Palo Alto Networks Cuts EPS Outlook, Boosts Revenue Forecast on $25B CyberArk Costs
Palo Alto Networks shares dropped 6% pre-market after lowering its 2026 adjusted EPS guidance to $3.65-$3.70 due to integration costs from the $25B CyberArk acquisition. It raised 2026 revenue guidance to $11.28-$11.31B and cited recent deals including a $3.35B Chronosphere buy to strengthen its AI security platform.
1. EPS Guidance Cut Sparks Share Drop
Palo Alto Networks slashed its 2026 adjusted EPS outlook to $3.65-$3.70 from $3.80-$3.90, triggering a 6% pre-market share decline. Management attributed the revision to higher-than-expected integration expenses from recent acquisitions.
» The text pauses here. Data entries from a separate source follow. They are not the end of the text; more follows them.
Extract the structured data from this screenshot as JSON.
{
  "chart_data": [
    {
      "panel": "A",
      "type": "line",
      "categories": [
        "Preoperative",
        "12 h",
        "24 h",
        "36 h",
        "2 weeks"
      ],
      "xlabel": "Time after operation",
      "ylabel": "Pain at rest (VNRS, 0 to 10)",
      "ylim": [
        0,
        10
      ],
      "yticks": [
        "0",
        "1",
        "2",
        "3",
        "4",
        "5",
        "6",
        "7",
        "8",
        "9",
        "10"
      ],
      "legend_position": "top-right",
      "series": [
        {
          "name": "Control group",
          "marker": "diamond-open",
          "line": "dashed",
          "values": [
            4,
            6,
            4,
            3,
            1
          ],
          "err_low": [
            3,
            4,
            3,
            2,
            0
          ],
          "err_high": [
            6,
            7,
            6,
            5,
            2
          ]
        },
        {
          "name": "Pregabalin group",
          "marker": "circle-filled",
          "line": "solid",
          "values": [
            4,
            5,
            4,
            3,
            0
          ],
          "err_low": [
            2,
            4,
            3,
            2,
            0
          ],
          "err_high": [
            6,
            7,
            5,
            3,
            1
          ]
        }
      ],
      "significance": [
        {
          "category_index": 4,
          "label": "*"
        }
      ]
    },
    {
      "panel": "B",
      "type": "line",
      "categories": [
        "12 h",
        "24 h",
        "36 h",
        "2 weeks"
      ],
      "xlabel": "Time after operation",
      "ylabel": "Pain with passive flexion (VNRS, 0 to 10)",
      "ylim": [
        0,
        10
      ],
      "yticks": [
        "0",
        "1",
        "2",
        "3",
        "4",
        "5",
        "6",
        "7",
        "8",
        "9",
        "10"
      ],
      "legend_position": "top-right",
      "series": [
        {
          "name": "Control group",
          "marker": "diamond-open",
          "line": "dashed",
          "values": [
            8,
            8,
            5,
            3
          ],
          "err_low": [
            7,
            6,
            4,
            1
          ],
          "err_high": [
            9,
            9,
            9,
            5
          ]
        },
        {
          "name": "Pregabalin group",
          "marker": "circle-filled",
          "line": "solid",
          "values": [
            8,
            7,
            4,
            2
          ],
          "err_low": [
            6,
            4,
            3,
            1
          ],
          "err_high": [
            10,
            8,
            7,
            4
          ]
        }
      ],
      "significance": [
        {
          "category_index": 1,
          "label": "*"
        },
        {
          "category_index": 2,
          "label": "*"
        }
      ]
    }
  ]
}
2. Integration Costs Weigh on Profitability
The firm cited sizeable integration costs tied to its $25B CyberArk acquisition and other deals, including a $2.3B outlay in fiscal Q3. These expenses have compressed near-term margins as Palo Alto builds an integrated AI-driven security platform.
3. Revenue Forecast Raised as Strategy Advances
Despite profit pressures, Palo Alto raised its annual revenue forecast to $11.28-$11.31B from $10.50-$10.54B. Executives highlighted the $3.35B Chronosphere deal and acquisition of Israeli startup Koi as key moves to bolster identity security and observability offerings.